Washington, March 26: Women are seducing or even threatening teenage boys and male college students into forced or coerced sex, according to a significant study that explores sexual victimisation of men in the US.
A large proportion of teenage boys and college men have reported having been coerced into sex or sexual behaviour.
Nearly 43 percent of high school boys and young college men reported they had an unwanted sexual experience and of those, 95 percent said a female acquaintance was the aggressor.
Importantly, Asian-American students reported significantly fewer sexual coercion experiences compared with other ethnic groups, the study added.
“Sexual victimisation continues to be a pervasive problem in the United States but the victimisation of men is rarely explored,” said lead author Bryana H. French of University of Missouri.
“Our findings can help lead to better prevention by identifying the various types of coercion that men face and by acknowledging women as perpetrators against men,” French added.
Of the 284 US high school and college students who responded to a survey about unwanted sexual encounters, 18 percent reported sexual coercion by physical force.
Nearly 31 percent said they were verbally coerced while 26 percent described unwanted seduction by sexual behaviours.

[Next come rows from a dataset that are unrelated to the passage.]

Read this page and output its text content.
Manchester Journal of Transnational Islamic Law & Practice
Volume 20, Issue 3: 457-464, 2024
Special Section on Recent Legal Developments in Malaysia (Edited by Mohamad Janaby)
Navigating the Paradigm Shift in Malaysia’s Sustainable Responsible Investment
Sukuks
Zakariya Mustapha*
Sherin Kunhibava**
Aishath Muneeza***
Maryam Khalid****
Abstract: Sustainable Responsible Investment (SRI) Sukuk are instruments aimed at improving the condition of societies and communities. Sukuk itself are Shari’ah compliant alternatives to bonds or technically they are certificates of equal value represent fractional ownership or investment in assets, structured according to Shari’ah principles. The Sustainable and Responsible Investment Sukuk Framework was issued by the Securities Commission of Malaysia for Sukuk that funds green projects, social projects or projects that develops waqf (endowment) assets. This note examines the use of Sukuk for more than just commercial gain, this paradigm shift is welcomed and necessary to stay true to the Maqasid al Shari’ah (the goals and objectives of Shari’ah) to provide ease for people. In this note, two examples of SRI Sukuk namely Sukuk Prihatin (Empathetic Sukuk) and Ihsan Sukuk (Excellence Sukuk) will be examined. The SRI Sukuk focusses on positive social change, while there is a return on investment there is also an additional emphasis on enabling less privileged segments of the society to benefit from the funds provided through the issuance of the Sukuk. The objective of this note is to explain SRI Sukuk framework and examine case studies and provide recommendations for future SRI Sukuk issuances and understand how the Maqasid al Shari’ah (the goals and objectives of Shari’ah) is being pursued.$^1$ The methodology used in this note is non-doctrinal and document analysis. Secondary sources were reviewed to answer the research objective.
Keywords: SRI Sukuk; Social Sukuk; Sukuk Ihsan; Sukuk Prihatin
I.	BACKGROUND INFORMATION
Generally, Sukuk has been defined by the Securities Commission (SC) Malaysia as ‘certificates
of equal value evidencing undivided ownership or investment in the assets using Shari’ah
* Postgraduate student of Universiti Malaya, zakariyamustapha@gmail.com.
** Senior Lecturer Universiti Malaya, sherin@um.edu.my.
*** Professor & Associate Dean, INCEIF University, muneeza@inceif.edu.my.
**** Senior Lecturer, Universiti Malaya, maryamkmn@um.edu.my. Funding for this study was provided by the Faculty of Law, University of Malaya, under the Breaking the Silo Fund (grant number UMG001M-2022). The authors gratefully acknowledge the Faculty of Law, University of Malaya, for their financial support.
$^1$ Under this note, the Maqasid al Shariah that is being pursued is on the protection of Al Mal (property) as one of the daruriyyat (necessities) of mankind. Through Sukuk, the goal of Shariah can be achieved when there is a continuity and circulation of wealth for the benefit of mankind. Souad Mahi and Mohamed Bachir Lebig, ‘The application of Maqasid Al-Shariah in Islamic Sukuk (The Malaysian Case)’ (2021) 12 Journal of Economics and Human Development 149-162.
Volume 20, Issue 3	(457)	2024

About seven percent said they were compelled after being given alcohol or drugs, according to the study.
Half of the students said they ended up having intercourse, 10 percent reported an attempt to have intercourse and 40 percent said the result was kissing or fondling.
“It may be the case that sexual coercion by women does not affect males’ self-perceptions in the same way that it does when women are coerced. Instead it may inadvertently be consistent with expectations of masculinity and sexual desire,” French explained.
Examples of coercion included “My partner threatened to stop seeing me” for verbal; “My partner encouraged me to drink alcohol and then took advantage of me” for substance; “My partner threatened to use or did use a weapon” for physical; and “My partner has tried to interest me by sexually touching but I was not interested” for seduction.
Unwanted seduction was a particularly pervasive form of sexual coercion in this study, as well as peer pressure and a victim’s own sense of an obligation.
“Seduction was a particularly salient and potentially unique form of coercion for teenage boys and young men when compared to their female counterparts,” French said in the study published in the journal Psychology of Men and Masculinity.